Depuis cette date, et malgré l’engagement à détruire son arsenal chimique, le régime a répété à plusieurs reprises des attaques au gaz. Notamment, en mars 2015 contre la ville de Qmenas, dans la région d’Idlib. Autre évidence qui accable Bachar Al-Assad, l’aviation syrienne a bombardé, quelques heures plus tard, l’hôpital de Khan Cheikhoun où étaient soignés des blessés, et cinq autres raids ont encore eu lieu mercredi matin.

Issue verrouillée par la position russe et iranienne

Toutes les capitales ont d’ailleurs condamné ce nouvel acte barbare d’Assad. Même Washington, plus complaisant depuis l’arrivée de Donald Trump, a présenté avec Paris et Londres une résolution condamnant l’attaque et appelant à une enquête « complète et rapide » de l’Organisation pour l’interdiction des armes chimiques. Le texte demande aussi à Damas de fournir les plans de vol de son aviation.
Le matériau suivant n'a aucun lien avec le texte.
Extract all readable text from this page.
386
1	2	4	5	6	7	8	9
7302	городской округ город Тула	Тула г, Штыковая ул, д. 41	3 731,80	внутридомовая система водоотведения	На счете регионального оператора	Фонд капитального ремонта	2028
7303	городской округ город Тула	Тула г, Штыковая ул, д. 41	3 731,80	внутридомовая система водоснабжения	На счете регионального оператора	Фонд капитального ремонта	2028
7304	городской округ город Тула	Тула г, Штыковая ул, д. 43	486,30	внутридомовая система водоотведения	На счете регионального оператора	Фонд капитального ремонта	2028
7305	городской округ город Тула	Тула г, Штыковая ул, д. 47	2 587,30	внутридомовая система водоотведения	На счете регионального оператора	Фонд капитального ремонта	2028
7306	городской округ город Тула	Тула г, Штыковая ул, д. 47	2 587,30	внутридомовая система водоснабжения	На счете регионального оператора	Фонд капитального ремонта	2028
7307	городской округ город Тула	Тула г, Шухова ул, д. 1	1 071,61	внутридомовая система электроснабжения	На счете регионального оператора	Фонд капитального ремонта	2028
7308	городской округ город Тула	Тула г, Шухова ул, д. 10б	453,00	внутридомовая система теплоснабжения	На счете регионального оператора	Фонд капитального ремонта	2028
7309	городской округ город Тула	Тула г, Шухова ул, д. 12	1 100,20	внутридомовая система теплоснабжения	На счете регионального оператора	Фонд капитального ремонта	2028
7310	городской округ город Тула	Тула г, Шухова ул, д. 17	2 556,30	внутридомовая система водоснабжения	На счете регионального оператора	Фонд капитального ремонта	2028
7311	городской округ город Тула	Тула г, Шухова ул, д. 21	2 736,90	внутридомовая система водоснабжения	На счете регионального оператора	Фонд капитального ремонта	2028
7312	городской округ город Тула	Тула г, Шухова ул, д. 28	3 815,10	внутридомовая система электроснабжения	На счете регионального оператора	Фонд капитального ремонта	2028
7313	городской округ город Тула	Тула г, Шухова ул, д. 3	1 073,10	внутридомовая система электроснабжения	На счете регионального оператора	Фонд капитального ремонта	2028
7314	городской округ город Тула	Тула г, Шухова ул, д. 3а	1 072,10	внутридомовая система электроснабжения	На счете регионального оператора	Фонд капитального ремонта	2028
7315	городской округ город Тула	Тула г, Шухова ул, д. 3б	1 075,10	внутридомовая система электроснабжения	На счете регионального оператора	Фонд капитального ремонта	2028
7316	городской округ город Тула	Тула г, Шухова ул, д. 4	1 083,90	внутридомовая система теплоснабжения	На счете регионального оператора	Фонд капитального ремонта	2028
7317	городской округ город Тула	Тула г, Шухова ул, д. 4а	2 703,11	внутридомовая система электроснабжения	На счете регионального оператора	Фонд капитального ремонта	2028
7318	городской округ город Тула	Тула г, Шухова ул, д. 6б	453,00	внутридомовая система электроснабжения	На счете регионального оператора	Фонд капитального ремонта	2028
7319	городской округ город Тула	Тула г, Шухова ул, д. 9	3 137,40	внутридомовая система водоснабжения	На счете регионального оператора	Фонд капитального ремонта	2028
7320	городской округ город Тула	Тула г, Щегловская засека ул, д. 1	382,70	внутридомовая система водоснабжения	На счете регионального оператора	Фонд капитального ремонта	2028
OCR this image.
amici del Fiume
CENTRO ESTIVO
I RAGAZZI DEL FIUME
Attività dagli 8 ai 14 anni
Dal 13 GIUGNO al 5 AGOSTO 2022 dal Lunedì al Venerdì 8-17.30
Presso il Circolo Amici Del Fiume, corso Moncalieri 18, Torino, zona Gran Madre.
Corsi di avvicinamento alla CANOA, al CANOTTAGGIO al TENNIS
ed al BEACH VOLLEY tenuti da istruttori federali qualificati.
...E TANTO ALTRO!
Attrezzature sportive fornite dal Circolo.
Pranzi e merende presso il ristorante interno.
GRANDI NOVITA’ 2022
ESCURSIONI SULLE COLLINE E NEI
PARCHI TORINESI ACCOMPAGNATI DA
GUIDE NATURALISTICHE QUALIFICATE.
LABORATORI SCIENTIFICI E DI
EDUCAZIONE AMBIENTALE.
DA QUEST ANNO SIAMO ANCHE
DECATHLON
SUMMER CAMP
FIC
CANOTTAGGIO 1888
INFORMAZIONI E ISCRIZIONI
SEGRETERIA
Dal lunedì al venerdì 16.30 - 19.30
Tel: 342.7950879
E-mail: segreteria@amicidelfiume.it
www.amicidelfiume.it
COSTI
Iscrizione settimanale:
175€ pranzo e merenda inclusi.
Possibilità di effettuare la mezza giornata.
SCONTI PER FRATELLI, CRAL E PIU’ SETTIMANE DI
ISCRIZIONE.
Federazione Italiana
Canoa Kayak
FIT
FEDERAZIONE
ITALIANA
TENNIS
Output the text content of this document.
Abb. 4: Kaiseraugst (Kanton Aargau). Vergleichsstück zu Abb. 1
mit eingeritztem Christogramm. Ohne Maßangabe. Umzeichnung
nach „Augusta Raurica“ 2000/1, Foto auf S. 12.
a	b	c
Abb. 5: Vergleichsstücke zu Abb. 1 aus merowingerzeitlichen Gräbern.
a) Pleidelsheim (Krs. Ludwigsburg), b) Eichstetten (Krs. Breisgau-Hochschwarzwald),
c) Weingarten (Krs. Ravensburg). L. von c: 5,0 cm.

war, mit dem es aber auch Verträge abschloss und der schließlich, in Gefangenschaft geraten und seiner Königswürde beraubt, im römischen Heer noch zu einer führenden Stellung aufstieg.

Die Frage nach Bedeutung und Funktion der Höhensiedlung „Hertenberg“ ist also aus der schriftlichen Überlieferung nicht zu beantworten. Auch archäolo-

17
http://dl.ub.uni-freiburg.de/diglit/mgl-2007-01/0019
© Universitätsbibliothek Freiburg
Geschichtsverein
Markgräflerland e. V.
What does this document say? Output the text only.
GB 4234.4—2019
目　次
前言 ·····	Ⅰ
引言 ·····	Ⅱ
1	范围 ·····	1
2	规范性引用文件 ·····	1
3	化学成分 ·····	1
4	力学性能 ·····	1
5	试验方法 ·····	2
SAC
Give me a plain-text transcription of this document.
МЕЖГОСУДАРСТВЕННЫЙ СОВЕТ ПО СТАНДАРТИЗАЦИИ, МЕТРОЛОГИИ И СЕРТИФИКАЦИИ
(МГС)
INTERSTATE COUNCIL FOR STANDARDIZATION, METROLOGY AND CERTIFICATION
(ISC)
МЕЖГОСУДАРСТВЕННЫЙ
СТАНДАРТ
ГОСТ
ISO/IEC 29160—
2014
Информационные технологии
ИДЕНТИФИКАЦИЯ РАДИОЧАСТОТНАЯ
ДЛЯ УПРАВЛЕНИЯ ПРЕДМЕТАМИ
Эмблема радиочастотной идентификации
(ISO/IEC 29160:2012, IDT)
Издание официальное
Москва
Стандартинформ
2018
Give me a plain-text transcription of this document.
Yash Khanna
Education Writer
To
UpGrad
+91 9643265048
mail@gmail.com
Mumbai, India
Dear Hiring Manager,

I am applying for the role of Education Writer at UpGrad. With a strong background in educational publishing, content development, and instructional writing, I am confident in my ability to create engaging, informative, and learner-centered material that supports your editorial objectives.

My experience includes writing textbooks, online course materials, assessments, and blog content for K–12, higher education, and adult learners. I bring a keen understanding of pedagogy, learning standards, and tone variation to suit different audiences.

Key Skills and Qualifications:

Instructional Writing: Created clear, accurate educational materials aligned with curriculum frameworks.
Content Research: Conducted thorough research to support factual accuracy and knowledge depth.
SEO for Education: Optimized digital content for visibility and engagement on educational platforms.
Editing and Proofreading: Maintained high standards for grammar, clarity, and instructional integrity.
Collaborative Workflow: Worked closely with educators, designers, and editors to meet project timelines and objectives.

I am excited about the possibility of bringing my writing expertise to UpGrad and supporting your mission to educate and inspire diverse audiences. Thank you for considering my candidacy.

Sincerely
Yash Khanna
Mais après l’émotion provoquée par des images montrant des victimes prises de spasmes et de suffocation, il est peu probable que l’on aille plus loin qu’une protestation. Une de plus. Toute issue est verrouillée par la position russe et iranienne, et par la faible probabilité d’un réengagement des États-Unis dans ce conflit. Les capitales occidentales sont uniquement investies dans la guerre à Daech, dans l’est du pays, autour de Raqqa, toujours tenue par les islamistes.

« Si l’Onu est incapable d’empêcher le régime de commettre de tels crimes, comment faire réussir un processus politique en vue d’une transition en Syrie ? », a commenté le négociateur en chef de l’opposition, Mohammad Sabra. Le processus politique bute toujours sur le sort à réserver à Bachar Al-Assad. L’idée russe selon laquelle la transition devrait conduire à une élection alors que le dictateur syrien serait toujours au pouvoir est évidemment considérée comme une imposture par l’opposition qui n’ignore pas que tout scrutin démocratique est impossible sous ce régime.